Finance Minister Nirmala Sitharaman had on July 29 told the Rajya Sabha that the new changes to IBC had been brought to clarify the interpretation problems that had arisen due to the National Company Law Appellate Tribunal (NCLAT) ruling in Essar Steel insolvency case. The NCLAT interpretation, Sitharaman had then said “was trying to treat secured creditors, operational creditors at par”, which “defeated the purpose and also the spirit” of IBC.

The NCLAT had on July 4, while clearing the resolution plan submitted by ArcelorMittal for Essar Steel, ruled that both the financial and operational creditors would get nearly 60 per cent of their claims.
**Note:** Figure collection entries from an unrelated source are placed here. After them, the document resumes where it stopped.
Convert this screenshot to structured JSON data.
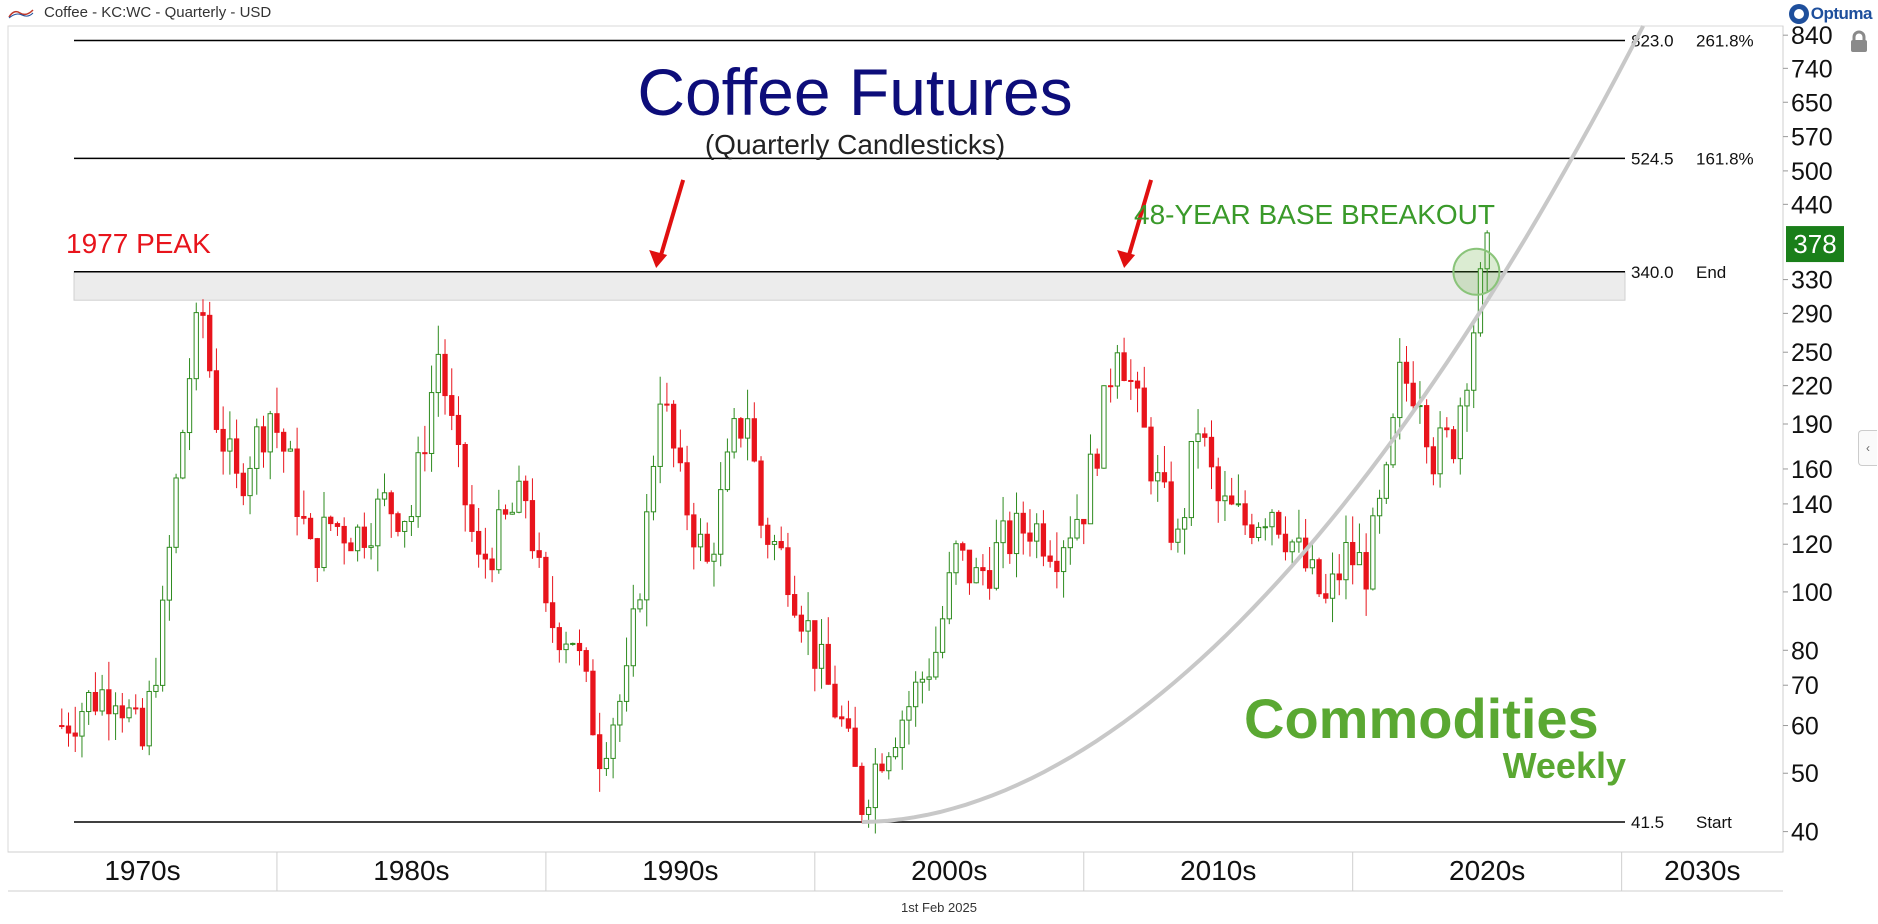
{
  "header": {
    "title": "Coffee - KC:WC - Quarterly - USD",
    "brand": "Optuma"
  },
  "footer": {
    "date": "1st Feb 2025"
  },
  "chart_data": {
    "type": "candlestick",
    "title": "Coffee Futures",
    "subtitle": "(Quarterly Candlesticks)",
    "yscale": "log",
    "ylim": [
      37,
      870
    ],
    "y_ticks": [
      40,
      50,
      60,
      70,
      80,
      100,
      120,
      140,
      160,
      190,
      220,
      250,
      290,
      330,
      440,
      500,
      570,
      650,
      740,
      840
    ],
    "last_price": 378,
    "x_decades": [
      "1970s",
      "1980s",
      "1990s",
      "2000s",
      "2010s",
      "2020s",
      "2030s"
    ],
    "xlim": [
      1970,
      2036
    ],
    "levels": [
      {
        "value": 823.0,
        "label": "823.0",
        "tag": "261.8%"
      },
      {
        "value": 524.5,
        "label": "524.5",
        "tag": "161.8%"
      },
      {
        "value": 340.0,
        "label": "340.0",
        "tag": "End"
      },
      {
        "value": 41.5,
        "label": "41.5",
        "tag": "Start"
      }
    ],
    "resistance_zone": [
      305,
      340
    ],
    "annotations": {
      "peak_label": "1977 PEAK",
      "breakout_label": "48-YEAR BASE BREAKOUT"
    },
    "colors": {
      "up": "#2e8b1f",
      "down": "#e8141c",
      "accent": "#1a7f1a",
      "title": "#0d0d7a",
      "peak": "#e8141c",
      "breakout": "#3a9a2a",
      "brand": "#5aa832"
    },
    "watermark": {
      "line1": "Commodities",
      "line2": "Weekly"
    },
    "closes": [
      {
        "t": 1972.0,
        "c": 60
      },
      {
        "t": 1973.0,
        "c": 66
      },
      {
        "t": 1974.0,
        "c": 70
      },
      {
        "t": 1975.0,
        "c": 55
      },
      {
        "t": 1975.75,
        "c": 90
      },
      {
        "t": 1976.25,
        "c": 150
      },
      {
        "t": 1976.75,
        "c": 230
      },
      {
        "t": 1977.2,
        "c": 300
      },
      {
        "t": 1977.7,
        "c": 200
      },
      {
        "t": 1978.5,
        "c": 150
      },
      {
        "t": 1979.0,
        "c": 170
      },
      {
        "t": 1979.75,
        "c": 200
      },
      {
        "t": 1980.5,
        "c": 160
      },
      {
        "t": 1981.25,
        "c": 115
      },
      {
        "t": 1982.0,
        "c": 130
      },
      {
        "t": 1983.0,
        "c": 125
      },
      {
        "t": 1984.0,
        "c": 140
      },
      {
        "t": 1985.0,
        "c": 135
      },
      {
        "t": 1986.0,
        "c": 250
      },
      {
        "t": 1986.75,
        "c": 160
      },
      {
        "t": 1987.5,
        "c": 110
      },
      {
        "t": 1988.5,
        "c": 130
      },
      {
        "t": 1989.25,
        "c": 145
      },
      {
        "t": 1990.0,
        "c": 90
      },
      {
        "t": 1991.0,
        "c": 85
      },
      {
        "t": 1992.0,
        "c": 55
      },
      {
        "t": 1993.0,
        "c": 70
      },
      {
        "t": 1993.75,
        "c": 130
      },
      {
        "t": 1994.25,
        "c": 220
      },
      {
        "t": 1995.0,
        "c": 150
      },
      {
        "t": 1996.0,
        "c": 110
      },
      {
        "t": 1997.0,
        "c": 180
      },
      {
        "t": 1997.5,
        "c": 200
      },
      {
        "t": 1998.0,
        "c": 130
      },
      {
        "t": 1999.0,
        "c": 110
      },
      {
        "t": 2000.0,
        "c": 80
      },
      {
        "t": 2001.0,
        "c": 60
      },
      {
        "t": 2001.75,
        "c": 45
      },
      {
        "t": 2002.5,
        "c": 55
      },
      {
        "t": 2003.5,
        "c": 65
      },
      {
        "t": 2004.5,
        "c": 80
      },
      {
        "t": 2005.25,
        "c": 115
      },
      {
        "t": 2006.0,
        "c": 105
      },
      {
        "t": 2007.0,
        "c": 120
      },
      {
        "t": 2008.0,
        "c": 130
      },
      {
        "t": 2009.0,
        "c": 120
      },
      {
        "t": 2010.0,
        "c": 140
      },
      {
        "t": 2010.75,
        "c": 200
      },
      {
        "t": 2011.25,
        "c": 270
      },
      {
        "t": 2012.0,
        "c": 200
      },
      {
        "t": 2012.75,
        "c": 150
      },
      {
        "t": 2013.5,
        "c": 120
      },
      {
        "t": 2014.25,
        "c": 190
      },
      {
        "t": 2015.0,
        "c": 140
      },
      {
        "t": 2016.0,
        "c": 130
      },
      {
        "t": 2017.0,
        "c": 140
      },
      {
        "t": 2018.0,
        "c": 115
      },
      {
        "t": 2019.0,
        "c": 95
      },
      {
        "t": 2019.75,
        "c": 115
      },
      {
        "t": 2020.5,
        "c": 110
      },
      {
        "t": 2021.25,
        "c": 150
      },
      {
        "t": 2021.75,
        "c": 225
      },
      {
        "t": 2022.5,
        "c": 220
      },
      {
        "t": 2023.0,
        "c": 170
      },
      {
        "t": 2023.75,
        "c": 180
      },
      {
        "t": 2024.25,
        "c": 240
      },
      {
        "t": 2024.75,
        "c": 320
      },
      {
        "t": 2025.1,
        "c": 378
      }
    ]
  }
}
The earlier arrangement where the CoC comprising of financial creditors had decided that they would get nearly 90 per cent of their admitted claims and the operational creditors would get only 10 per cent of their claims, had been struck down by the NCLAT. Essar Steel’s financial creditors should not have distributed the amount among themselves by keeping the “maximum amount in favour of one or other financial creditors and minimum or NIL in favour of some other financial creditors or the operational creditors,” the NCLAT then said.

Aggrieved by the NCLAT judgment, the CoC has approached the apex court with a plea that appellate authority’s decision to equate financial creditors with operational creditors and disregarding the security interests of the former would lead to “severe plunge in recovery rate of banks and financial institutions” during the CIRP, which could lead them to “grave financial distress,” the CoC has said in its plea.

The Essar Steel insolvency case, which has been going on for more than 700 days now, has seen various rounds of litigation. Currently, Lakshmi Mittal owned ArcelorMittal is the only bidder. Its Rs 42,000 crore resolution plan has been accepted and approved by the CoC, the National Company Law Tribunal, as well as the NCLAT.